We had a similar problem with our AC about 5 years ago. Fortunately my wife has zero discomfort in negotiating with people and we had around 15 people come in to diagnose the problem. We received quotes from 24,000$ for a whole new heating and cooling system to 500$ to replace the fan and maybe a capacitor. Part of the issue was that it was an older system with the pre R410A refrigerant, so guys who couldn't fix big parts and just replaced them couldn't do just the outside unit.

During this time I spent a half dozen hours on youtube and found out how to replace the likely culprits in the system myself. ~250$ at Grainger and a few hours more I had the system working perfectly.
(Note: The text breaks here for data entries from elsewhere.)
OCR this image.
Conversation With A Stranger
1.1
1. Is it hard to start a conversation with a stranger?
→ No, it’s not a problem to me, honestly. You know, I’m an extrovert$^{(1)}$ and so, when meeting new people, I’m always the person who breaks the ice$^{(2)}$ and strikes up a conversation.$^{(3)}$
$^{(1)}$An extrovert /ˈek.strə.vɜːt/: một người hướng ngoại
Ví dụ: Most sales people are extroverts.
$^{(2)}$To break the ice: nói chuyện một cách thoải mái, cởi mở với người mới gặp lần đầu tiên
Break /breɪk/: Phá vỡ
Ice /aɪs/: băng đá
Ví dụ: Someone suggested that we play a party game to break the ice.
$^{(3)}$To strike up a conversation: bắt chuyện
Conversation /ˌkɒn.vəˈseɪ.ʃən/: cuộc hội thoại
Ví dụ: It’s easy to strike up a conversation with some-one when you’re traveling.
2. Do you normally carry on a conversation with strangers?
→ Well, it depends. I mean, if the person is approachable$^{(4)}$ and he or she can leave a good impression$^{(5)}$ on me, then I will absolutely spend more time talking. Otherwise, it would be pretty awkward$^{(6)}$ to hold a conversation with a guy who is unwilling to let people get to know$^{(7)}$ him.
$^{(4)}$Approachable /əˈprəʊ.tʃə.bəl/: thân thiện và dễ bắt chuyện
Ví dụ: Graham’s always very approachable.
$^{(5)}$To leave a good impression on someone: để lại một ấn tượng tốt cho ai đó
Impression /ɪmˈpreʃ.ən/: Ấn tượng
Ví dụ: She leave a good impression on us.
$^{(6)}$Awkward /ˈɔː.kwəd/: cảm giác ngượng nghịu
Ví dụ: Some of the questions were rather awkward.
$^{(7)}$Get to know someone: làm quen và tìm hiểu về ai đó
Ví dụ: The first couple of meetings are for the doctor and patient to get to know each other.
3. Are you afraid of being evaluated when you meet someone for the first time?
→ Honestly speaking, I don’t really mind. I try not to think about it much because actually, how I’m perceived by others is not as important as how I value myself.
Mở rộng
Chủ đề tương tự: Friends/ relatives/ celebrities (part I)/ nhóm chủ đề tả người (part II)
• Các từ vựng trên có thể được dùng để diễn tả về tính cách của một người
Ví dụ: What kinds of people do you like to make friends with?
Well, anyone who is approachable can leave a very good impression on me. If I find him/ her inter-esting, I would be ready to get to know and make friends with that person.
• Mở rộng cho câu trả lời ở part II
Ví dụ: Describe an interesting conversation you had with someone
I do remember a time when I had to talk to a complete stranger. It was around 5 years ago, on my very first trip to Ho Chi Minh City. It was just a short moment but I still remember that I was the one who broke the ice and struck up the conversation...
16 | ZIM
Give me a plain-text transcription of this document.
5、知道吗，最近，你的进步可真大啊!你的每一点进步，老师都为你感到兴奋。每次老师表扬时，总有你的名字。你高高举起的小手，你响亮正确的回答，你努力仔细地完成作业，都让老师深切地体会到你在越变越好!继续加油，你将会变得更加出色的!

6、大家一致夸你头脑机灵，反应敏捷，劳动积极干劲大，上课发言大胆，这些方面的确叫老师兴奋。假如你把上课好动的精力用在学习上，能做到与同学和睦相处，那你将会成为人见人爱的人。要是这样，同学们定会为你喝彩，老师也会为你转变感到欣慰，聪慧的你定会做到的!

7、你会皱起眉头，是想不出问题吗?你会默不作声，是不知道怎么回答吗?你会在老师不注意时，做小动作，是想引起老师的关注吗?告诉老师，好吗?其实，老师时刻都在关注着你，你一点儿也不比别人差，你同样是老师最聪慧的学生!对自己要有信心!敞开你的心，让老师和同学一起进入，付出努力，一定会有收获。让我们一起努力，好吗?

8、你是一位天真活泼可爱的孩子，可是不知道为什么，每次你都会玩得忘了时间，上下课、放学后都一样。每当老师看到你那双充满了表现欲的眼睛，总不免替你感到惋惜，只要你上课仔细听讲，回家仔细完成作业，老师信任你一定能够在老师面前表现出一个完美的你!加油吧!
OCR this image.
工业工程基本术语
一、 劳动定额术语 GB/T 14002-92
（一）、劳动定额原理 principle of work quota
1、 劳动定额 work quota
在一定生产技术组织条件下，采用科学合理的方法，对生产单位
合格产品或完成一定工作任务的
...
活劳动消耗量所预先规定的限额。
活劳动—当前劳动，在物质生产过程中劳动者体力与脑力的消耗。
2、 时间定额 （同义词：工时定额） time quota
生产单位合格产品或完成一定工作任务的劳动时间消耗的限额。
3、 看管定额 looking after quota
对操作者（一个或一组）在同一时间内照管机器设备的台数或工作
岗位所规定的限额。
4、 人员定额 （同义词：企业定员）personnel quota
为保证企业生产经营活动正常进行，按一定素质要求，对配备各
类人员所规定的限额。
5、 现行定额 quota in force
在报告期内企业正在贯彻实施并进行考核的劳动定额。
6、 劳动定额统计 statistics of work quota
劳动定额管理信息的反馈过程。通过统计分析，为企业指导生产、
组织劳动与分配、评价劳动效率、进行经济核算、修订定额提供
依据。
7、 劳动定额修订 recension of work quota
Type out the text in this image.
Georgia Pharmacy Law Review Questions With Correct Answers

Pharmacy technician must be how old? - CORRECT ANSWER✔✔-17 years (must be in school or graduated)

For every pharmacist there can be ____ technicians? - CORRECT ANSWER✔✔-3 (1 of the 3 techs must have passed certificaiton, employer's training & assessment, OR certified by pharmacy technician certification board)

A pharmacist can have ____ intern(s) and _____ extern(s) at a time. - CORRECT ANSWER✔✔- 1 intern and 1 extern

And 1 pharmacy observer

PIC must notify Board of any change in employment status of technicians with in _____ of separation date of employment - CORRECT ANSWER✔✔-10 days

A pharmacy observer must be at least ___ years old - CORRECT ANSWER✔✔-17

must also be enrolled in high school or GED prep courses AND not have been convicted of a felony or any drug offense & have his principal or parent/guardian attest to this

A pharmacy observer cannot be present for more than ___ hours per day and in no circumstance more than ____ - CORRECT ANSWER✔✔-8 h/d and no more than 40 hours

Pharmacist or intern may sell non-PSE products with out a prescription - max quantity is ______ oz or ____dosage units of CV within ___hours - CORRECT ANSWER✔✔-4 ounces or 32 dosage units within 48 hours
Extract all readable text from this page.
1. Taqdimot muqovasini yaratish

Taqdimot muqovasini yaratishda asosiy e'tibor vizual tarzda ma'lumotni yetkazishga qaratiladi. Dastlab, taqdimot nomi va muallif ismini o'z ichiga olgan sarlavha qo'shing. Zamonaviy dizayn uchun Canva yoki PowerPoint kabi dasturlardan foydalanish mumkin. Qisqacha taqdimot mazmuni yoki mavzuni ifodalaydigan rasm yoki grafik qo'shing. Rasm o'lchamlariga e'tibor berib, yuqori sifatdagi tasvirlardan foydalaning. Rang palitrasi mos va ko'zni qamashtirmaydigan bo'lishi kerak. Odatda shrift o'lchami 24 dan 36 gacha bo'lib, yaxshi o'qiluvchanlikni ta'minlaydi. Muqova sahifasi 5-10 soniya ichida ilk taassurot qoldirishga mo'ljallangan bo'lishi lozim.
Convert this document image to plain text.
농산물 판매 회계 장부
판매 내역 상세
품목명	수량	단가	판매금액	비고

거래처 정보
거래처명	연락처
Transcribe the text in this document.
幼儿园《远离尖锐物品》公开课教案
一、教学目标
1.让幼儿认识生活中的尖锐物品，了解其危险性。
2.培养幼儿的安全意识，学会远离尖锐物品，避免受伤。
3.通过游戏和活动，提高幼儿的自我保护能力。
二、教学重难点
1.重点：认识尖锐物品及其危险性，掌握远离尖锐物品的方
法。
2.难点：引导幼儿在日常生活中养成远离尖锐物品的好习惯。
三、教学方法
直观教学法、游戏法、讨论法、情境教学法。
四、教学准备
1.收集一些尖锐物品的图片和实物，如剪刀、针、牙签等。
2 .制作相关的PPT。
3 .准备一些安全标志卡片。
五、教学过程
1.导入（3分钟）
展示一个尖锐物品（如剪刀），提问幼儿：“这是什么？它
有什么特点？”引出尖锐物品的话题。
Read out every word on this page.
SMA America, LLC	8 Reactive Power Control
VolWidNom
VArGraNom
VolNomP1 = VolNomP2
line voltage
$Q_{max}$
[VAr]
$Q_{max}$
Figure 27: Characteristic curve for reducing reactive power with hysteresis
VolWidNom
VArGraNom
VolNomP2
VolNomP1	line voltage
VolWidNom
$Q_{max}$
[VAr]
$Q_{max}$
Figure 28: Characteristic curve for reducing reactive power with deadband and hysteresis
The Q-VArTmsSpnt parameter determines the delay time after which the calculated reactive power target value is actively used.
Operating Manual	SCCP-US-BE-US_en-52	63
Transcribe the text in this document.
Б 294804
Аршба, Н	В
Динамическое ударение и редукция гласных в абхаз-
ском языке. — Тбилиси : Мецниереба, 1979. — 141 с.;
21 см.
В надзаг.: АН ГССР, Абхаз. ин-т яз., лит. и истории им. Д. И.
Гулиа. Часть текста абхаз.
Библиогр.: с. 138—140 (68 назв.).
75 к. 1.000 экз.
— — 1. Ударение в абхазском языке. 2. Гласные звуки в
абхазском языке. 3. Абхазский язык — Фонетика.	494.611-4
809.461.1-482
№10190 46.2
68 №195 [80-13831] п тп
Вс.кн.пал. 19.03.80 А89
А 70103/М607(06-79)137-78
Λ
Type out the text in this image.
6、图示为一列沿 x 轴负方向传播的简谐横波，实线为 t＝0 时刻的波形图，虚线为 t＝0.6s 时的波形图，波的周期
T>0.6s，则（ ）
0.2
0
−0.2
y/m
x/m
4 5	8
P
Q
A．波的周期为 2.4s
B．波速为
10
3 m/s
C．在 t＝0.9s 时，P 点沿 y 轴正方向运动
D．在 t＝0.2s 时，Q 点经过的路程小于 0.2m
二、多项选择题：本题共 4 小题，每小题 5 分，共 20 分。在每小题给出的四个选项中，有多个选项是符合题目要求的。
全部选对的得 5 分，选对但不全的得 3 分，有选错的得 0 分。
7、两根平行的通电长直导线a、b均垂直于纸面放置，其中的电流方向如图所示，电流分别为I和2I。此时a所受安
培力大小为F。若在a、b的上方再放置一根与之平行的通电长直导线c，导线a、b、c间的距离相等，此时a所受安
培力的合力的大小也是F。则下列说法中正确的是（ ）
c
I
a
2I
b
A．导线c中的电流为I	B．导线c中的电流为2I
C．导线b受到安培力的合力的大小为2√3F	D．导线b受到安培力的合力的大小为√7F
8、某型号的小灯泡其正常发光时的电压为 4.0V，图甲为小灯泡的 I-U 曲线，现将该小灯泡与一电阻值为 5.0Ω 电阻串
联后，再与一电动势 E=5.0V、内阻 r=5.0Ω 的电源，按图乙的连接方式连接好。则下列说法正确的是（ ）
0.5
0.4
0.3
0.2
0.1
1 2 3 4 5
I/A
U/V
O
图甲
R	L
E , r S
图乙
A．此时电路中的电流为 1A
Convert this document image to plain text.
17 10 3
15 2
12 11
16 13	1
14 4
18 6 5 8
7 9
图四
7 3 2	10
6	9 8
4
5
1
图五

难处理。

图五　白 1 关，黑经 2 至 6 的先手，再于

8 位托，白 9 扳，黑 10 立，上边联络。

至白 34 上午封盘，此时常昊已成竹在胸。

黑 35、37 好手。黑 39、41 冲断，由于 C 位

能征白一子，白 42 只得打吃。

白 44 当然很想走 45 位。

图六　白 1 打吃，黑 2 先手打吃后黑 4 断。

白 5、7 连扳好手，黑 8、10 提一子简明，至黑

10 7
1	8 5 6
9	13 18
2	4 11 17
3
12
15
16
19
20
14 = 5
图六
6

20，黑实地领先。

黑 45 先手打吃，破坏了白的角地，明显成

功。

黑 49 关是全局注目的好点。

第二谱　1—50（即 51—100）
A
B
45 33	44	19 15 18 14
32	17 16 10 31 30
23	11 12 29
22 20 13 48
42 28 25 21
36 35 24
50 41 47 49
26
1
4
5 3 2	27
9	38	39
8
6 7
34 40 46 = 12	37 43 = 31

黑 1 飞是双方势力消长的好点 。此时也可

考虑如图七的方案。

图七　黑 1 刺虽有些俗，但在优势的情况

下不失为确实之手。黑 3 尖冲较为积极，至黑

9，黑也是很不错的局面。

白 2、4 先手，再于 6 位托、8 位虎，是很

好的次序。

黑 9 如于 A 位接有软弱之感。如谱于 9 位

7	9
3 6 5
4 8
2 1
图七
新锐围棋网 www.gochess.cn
To be fair, that probably was in line with the 500$ quote all told, though I switched out three parts instead of one or two.

Long story short, most "repairmen" are just salesmen for new equipment. A few are the real deal, in our experience mostly the guys whose family owns the business, Dave and Sons where the sons actually show up with Dave sort of deal. The larger lesson we have learned is that if you are pretty clever and careful, about 90% of home repair work can be done yourself with some research, and even if you screw up and do it twice you are likely to come out way ahead of hiring contractors. At this point I have replaced every appliance in a house except for the heat exchanger/furnace myself, and it isn't that bad if you don't mind learning how and buying the tools.